Tout le bonheur du monde est dans l’inattendu

de Jean d’Ormesson

quand la vie a plus d'imagination que nous by la fille aux ballons
Photo by STIL

Si vous avez raté les premiers épisodes, vous pouvez les retrouver ici (#1) et ici (#2).

Aujourd’hui, je rate le bus, le coucher de soleil et … il pleut. Voilà, voilà.

quand la vie a plus d'imagination que nous by la fille aux ballons
Photo by Stephanie Liverani

C’est parti 🙂

  • Une pluie diluvienne

Hué. Vietnam.

Je remonte le fil de mes anecdotes à 2011, soit six ans avant mon petit break d’un an, pour retomber sur mes souvenirs de voyage au Vietnam.

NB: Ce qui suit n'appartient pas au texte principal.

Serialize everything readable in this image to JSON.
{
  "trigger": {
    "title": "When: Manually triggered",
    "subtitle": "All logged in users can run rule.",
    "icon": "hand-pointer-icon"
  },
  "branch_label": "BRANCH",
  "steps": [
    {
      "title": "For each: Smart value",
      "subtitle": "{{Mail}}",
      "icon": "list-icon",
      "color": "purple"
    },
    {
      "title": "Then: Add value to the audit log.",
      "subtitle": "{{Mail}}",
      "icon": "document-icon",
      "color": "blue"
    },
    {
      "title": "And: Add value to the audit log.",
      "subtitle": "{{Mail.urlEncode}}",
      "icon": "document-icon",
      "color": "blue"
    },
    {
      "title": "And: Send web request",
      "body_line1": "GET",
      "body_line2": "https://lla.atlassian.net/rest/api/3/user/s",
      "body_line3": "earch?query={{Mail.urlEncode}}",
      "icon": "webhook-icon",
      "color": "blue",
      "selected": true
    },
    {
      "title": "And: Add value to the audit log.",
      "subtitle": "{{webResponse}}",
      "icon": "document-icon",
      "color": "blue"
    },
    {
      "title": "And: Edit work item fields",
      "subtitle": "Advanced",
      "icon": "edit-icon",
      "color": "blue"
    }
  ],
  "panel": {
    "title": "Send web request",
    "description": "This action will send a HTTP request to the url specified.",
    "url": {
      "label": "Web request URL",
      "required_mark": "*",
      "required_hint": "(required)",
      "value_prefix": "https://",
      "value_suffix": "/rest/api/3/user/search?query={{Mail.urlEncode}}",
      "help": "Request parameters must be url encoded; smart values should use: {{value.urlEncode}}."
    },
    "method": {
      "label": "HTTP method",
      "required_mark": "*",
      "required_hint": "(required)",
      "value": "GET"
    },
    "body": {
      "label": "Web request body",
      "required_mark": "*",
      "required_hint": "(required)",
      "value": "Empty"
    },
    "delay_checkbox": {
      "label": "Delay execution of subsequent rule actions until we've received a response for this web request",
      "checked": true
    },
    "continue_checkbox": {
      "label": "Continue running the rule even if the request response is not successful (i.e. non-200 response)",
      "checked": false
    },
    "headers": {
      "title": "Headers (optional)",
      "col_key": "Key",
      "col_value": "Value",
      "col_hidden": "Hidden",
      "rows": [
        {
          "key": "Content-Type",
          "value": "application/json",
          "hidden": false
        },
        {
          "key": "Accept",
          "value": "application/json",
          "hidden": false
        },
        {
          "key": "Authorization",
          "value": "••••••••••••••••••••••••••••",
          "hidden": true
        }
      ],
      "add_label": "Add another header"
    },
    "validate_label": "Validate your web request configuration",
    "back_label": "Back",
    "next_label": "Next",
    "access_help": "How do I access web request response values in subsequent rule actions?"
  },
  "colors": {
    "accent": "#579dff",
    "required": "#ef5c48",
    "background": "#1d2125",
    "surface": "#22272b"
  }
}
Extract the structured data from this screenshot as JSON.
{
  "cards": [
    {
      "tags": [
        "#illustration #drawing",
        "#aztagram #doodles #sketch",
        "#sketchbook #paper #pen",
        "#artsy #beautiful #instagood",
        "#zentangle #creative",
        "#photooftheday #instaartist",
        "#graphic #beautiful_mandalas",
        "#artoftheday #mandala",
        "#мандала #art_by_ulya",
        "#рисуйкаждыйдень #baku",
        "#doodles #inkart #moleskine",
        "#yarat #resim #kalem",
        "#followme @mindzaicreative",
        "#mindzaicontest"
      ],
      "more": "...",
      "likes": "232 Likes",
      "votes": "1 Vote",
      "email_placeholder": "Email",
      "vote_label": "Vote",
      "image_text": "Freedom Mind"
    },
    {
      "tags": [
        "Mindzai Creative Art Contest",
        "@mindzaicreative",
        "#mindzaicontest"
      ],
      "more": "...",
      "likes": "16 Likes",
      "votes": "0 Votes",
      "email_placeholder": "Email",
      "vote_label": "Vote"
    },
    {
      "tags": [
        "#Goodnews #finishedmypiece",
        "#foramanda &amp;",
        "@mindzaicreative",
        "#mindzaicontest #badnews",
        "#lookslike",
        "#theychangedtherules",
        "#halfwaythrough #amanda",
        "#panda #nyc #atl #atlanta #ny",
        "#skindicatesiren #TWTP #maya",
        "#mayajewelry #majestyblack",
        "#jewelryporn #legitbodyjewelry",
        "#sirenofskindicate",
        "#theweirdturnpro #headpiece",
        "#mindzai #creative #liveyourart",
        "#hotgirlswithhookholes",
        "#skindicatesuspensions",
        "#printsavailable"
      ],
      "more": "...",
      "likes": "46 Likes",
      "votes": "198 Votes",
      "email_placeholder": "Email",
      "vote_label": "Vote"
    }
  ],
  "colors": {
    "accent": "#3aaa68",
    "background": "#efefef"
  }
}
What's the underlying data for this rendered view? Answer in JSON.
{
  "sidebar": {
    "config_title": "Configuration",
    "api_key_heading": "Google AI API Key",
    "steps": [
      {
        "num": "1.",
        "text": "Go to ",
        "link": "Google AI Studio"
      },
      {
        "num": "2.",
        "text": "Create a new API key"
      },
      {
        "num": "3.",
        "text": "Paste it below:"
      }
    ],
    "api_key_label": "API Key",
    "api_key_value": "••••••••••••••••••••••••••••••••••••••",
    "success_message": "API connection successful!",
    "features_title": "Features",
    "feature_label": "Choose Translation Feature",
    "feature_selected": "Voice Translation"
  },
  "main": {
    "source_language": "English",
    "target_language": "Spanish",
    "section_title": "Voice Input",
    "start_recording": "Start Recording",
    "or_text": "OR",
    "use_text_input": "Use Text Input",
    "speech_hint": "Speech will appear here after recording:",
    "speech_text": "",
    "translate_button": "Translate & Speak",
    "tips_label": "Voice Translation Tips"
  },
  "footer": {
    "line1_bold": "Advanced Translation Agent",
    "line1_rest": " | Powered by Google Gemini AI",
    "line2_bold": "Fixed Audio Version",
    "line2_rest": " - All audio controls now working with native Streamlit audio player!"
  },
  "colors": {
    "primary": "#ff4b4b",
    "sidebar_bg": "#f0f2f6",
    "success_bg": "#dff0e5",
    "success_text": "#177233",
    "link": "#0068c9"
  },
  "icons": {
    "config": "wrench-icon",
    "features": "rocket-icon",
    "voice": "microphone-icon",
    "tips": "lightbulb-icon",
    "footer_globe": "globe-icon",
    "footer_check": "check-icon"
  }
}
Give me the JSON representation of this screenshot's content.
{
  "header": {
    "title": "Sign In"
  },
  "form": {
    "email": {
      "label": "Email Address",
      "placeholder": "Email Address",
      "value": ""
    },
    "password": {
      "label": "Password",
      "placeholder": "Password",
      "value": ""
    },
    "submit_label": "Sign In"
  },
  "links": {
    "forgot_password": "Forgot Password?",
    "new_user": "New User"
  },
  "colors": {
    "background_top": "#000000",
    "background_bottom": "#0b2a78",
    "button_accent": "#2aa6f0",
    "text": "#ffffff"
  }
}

La théorie: visite de la ville d’Hué.

La réalité : Il pleut. Mais, quand je vous dis qu’il pleut, il pleut. Il pleut vraiment, il pleut des trombes d’eau, il pleut comme jamais je n’avais vu de pluie avant dans ma vie. L’eau monte dans les rues et nous sommes rapidement coincés. Impossible de visiter la ville. Impossible de faire quoique ce soit et, pendant trois jours, nous attendons. Le quatrième jour, ça se calme un peu. Il y a encore de l’eau dans les rues mais, la rumeur dit que les transports fonctionnent de nouveau. Nous mettons nos k-way, nos panchos et … nous voilà partis. Nous marchons au milieu de la rue. De l’eau au niveau des cuisses. Déjà c’est pas hyper sympa. Et là, d’un coup d’un seul. Un trou ! je tombe. Je suis complètement trempée de la tête au pied. Vite, je sauve mes affaires les plus importantes (papiers et compagnie).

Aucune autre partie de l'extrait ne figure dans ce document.